From http://www.cookipedia.co.uk/wiki/index.php/Potato_ricer: "A rotary type, called a food mill, also exists and here the food is driven towards the grid by a large screw, similar to a meat grinder/mincing machine but without the rotary blade."
See also: http://en.wikipedia.org/wiki/Food_mill
--PaoloCastagna 13:40, 3 January 2012 (GMT)
I assume that 'verdura' means 'vegetable' and my idea of a vegetable mill would be a mouli type thing http://www.amazon.co.uk/Kitchen-Craft-Rotary-Plastic-Frame/dp/B000NLSSYG/ref=sr_1_4?ie=UTF8&qid=1325600475&sr=8-4 --JuliaBalbilla 14:21, 3 January 2012 (GMT)
Yes, that one.
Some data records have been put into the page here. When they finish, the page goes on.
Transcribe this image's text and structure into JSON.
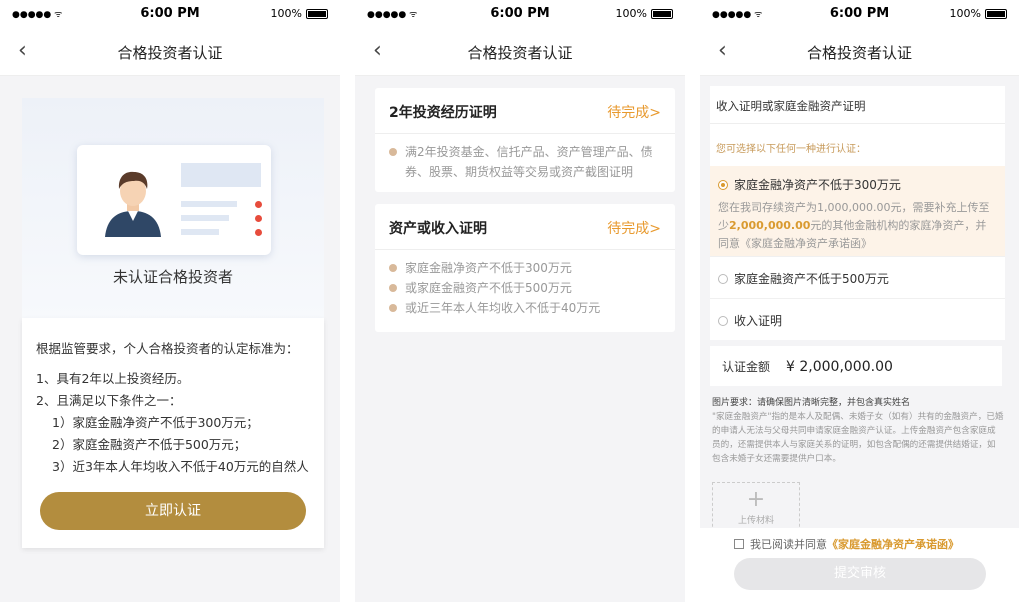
{
  "status": {
    "signal": "●●●●● ᯤ",
    "time": "6:00 PM",
    "battery": "100%"
  },
  "nav": {
    "title": "合格投资者认证",
    "back": "‹"
  },
  "screen1": {
    "hero_label": "未认证合格投资者",
    "intro": "根据监管要求，个人合格投资者的认定标准为：",
    "rules": [
      "1、具有2年以上投资经历。",
      "2、且满足以下条件之一：",
      "1）家庭金融净资产不低于300万元；",
      "2）家庭金融资产不低于500万元；",
      "3）近3年本人年均收入不低于40万元的自然人"
    ],
    "button": "立即认证"
  },
  "screen2": {
    "cards": [
      {
        "title": "2年投资经历证明",
        "status": "待完成>",
        "items": [
          "满2年投资基金、信托产品、资产管理产品、债券、股票、期货权益等交易或资产截图证明"
        ]
      },
      {
        "title": "资产或收入证明",
        "status": "待完成>",
        "items": [
          "家庭金融净资产不低于300万元",
          "或家庭金融资产不低于500万元",
          "或近三年本人年均收入不低于40万元"
        ]
      }
    ]
  },
  "screen3": {
    "section_title": "收入证明或家庭金融资产证明",
    "hint": "您可选择以下任何一种进行认证：",
    "options": [
      {
        "label": "家庭金融净资产不低于300万元",
        "selected": true
      },
      {
        "label": "家庭金融资产不低于500万元",
        "selected": false
      },
      {
        "label": "收入证明",
        "selected": false
      }
    ],
    "selected_desc_pre": "您在我司存续资产为1,000,000.00元，需要补充上传至少",
    "selected_desc_amount": "2,000,000.00",
    "selected_desc_post": "元的其他金融机构的家庭净资产，并同意《家庭金融净资产承诺函》",
    "amount_label": "认证金额",
    "amount_value": "¥ 2,000,000.00",
    "req_title": "图片要求：请确保图片清晰完整，并包含真实姓名",
    "req_body": "\"家庭金融资产\"指的是本人及配偶、未婚子女（如有）共有的金融资产，已婚的申请人无法与父母共同申请家庭金融资产认证。上传金融资产包含家庭成员的，还需提供本人与家庭关系的证明，如包含配偶的还需提供结婚证，如包含未婚子女还需要提供户口本。",
    "upload_label": "上传材料",
    "agree_text": "我已阅读并同意",
    "agree_link": "《家庭金融净资产承诺函》",
    "submit": "提交审核"
  }
}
Amazon calls it "food mill" or "rotary mill". Another tool can be used instead... probably even a blender. --PaoloCastagna 14:24, 3 January 2012 (GMT)
Sorry - I did not make myself clear - by one of these, I meant one of the items in the list on that page - specifically this. Redirect created. --Chef 15:28, 3 January 2012 (GMT)
Recipe descriptions
Hi Paolo
I hope you don't mind that I have added a few more categories to your apple pie recipe. The more categories it is in, the better for Cookipedia. I have also added a description, a pretty lame one at that (please feel free to improve it). However if it has a description then it can appear properly in the random categories and on the home page slot. Something as impressive as that deserves to be there!